A história da enfermagem se fundamenta nesta visão do cuidar como
forma de caridade. Este tipo de assistência é que faz a conexão com a
prática de enfermagem proposta por Florence Nightingale. Considerada
a fundadora da enfermagem moderna, após treinamento em
Keiserswerth, através de método observativo, Nightingale preconizou
que a enfermagem era uma arte e que precisa de treinamento técnico-
científico. Foi pioneira na criação de regras para os cuidados ao doente
e para o ambiente e institucionalizou a enfermagem como profissão. No
Brasil, nome que se destacou na área foi Anna Nery. A primeira escola
de enfermagem foi inaugurada no século XIX seguidas por várias outras
no século seguinte, até a atualidade. O profissional de enfermagem
precisa ser transcultural, ter consciência das diferenças e conhecimento
para realizar intervenções respeitando as culturas e crenças de cada
região. Após a conferência de Alma Ata e da Carta de Ottawa, as
políticas em saúde buscam a melhoria da saúde da população
mundial,buscando reduzir a desigualdade social. No Brasil, após longo
caminho implantando Políticas Nacionais, foi criado o Sistema Único de
Saúde (SUS) que tem como principal porta de entrada o Programa
Nacional de Atenção Básica (PNAB). Descritores: História da
Enfermagem; Cultura; Políticas de Enfermagem
Na guerra da Criméia, em 1854, Florence foi nomeada superintendente do
grupo de enfermeiras que foi enviado para prestar assistência em saúde aos
feridos de guerra. Após o primeiro mês, Florence já havia implantado medidas
de higiene ambiental, enfermarias arejadas, roupas de cama e pessoais
lavadas e melhor alimentação hospitalar. Para os convalescentes, criou
espaços para atividades e leitura. Pelo hábito de utilizar uma lâmpada à noite
quando ia cuidar dos doentes, ficou conhecida como “a dama da lâmpada”. Foi
pioneira na criação de métodos e normas aos cuidados com o doente e o
ambiente.

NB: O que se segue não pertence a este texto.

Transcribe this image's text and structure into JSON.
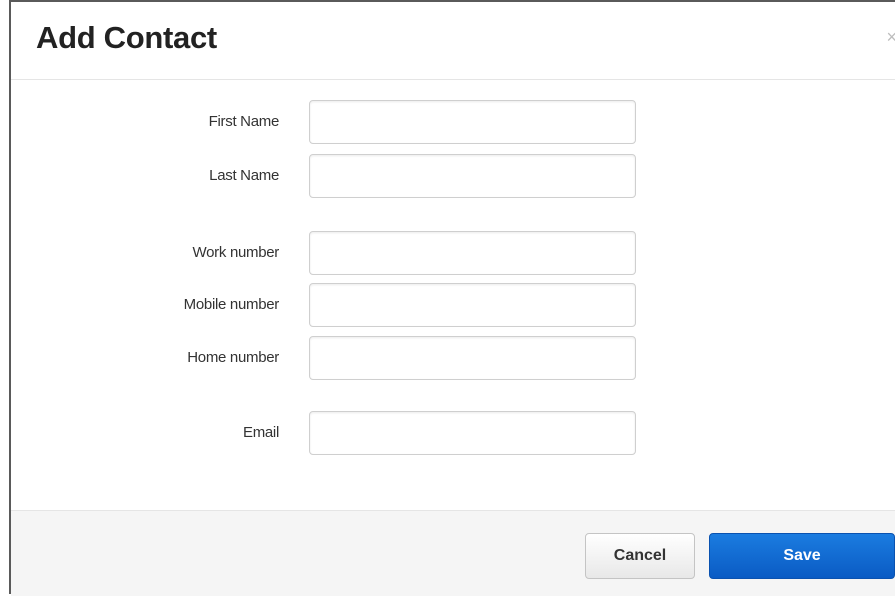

Suas anotações serviram de base para a enfermagem profissional
com a criação da escola de enfermagem no hospital Saint Thomas, em
Londres.
3.2 – DESENVOLVIMENTO DA ENFERMAGEM NO BRASIL No Brasil, a
organização da enfermagem começou no período colonial estendendo-se até o
século XIX. Os cuidados aos doentes eram exercidos na maioria dos casos por
escravos, que auxiliavam os jesuítas, que também exerciam as funções de
médicos e enfermeiros. As ervas medicinais eram á base do tratamento
terapêutico. A primeira casa de misericórdia foi inaugurada, dentro dos padrões
de Portugal, em 1543. Somente no século XIX, o Brasil instaurou medidas de
proteção referente à maternidade, criando a sala de partos. Em 1832 foi
organizada e criada a primeira Faculdade de Medicina do Rio de Janeiro, onde
funcionava a escola de parteiras. O desenvolvimento da área médica não
influenciou de imediato a profissão de enfermagem. Anna Nery foi nome de
destaque no período do império. Ofereceu-se para ir cuidar dos feridos na
guerra do Paraguai (1864 a 1870), rompendo preconceitos da época. Não
mediu esforços para cuidar dos feridos, improvisando hospitais. A primeira
escola de enfermagem no Brasil foi implantada no Hospital Nacional de
Alienados e foi instituída pelo Decreto Federal nº 791 de 27 de setembro de
1890, denominando-se atualmente Escola de Enfermagem Alfredo Pinto. Já no
século XX, foi inaugurada a Escola de Enfermagem Anna Nery (1923); a
Escola de Enfermagem Carlos Chagas (1933); Escola de Enfermagem Luisa
de Marillac; Escola Paulista de Enfermagem e Escola de Enfermagem da USP
(1944). Uma das principais personagens na enfermagem brasileira foi á
enfermeira Wanda de Aguiar Horta. Em seus estudos afirmou que a
enfermagem não poderia sobreviver como ciência sem uma filosofia própria,
assim esta profissão necessitava de três seres: ser enfermeiro; ser
cliente/paciente; ser enfermagem. Horta desenvolveu a Teoria das
Necessidades Humanas Básicas do Cuidado, tendo como objeto o ser
humano, visando o bem estar do mesmo e o ciclo para sua total recuperação.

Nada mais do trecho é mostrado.